The average American, according to Pres. Trump, will receive a $4,000 “pay raise.”

This additional disposable income may allow homebuyers to look at more expensive homes and possibly qualify for larger loans.

The good news: more money, more house, more loans. This one doesn’t really warrant further selling points.

The cap on principal for interest deductions on new mortgages has been reduced from $1 million to $750,000.

Economists at Goldman Sachs told HousingWire that the new reform may cause house price appreciation to temporarily slow from its strong 6 percent showing in 2017.

The good news: Goldman Sachs believes lower-priced markets will remain unaffected. More expensive markets may experience this slowing, but while it may be disappointing news to current owners, it may turn out to be a positive thing for many in this country as we have a huge affordability problem.

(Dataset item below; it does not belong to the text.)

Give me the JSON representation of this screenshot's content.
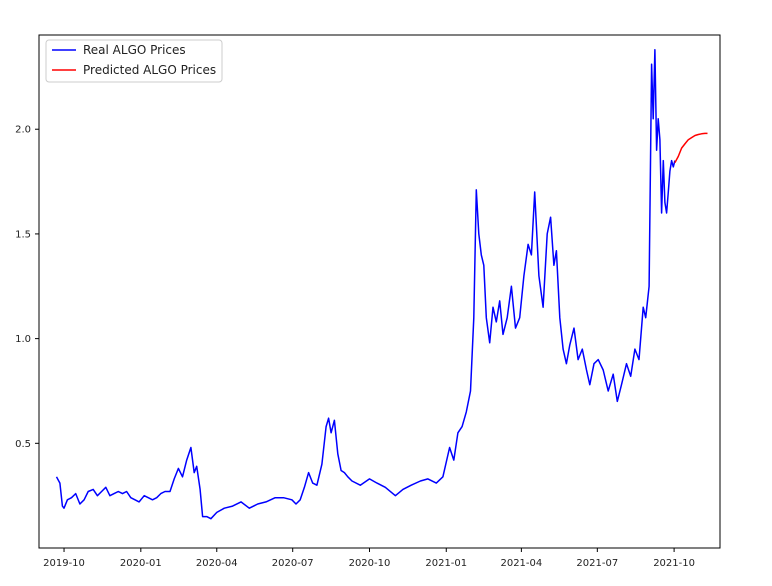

The standard deduction has doubled to $24,000 for married couples.

The good news: Once again, this is an easy one. The housing market always stands to benefit when consumers pay less, save more and wind up with a larger amount of money in their pocket than they would have had previously.

Home equity loan interest is no longer deductible.

The good news: It’s never great to hear a deduction that was relevant to you no longer exists. However, this could spur conversations about affordability, longevity, refinancing, and whether now is the time to get out of a current situation and into a new phase of life.

Current and potential clients are likely to have questions as the 2017 tax season gets underway and people start thinking about the implications of new legislature. Arm and educate yourself about the basics affecting your industry to continue to serve as a trusted source of knowledge within your community.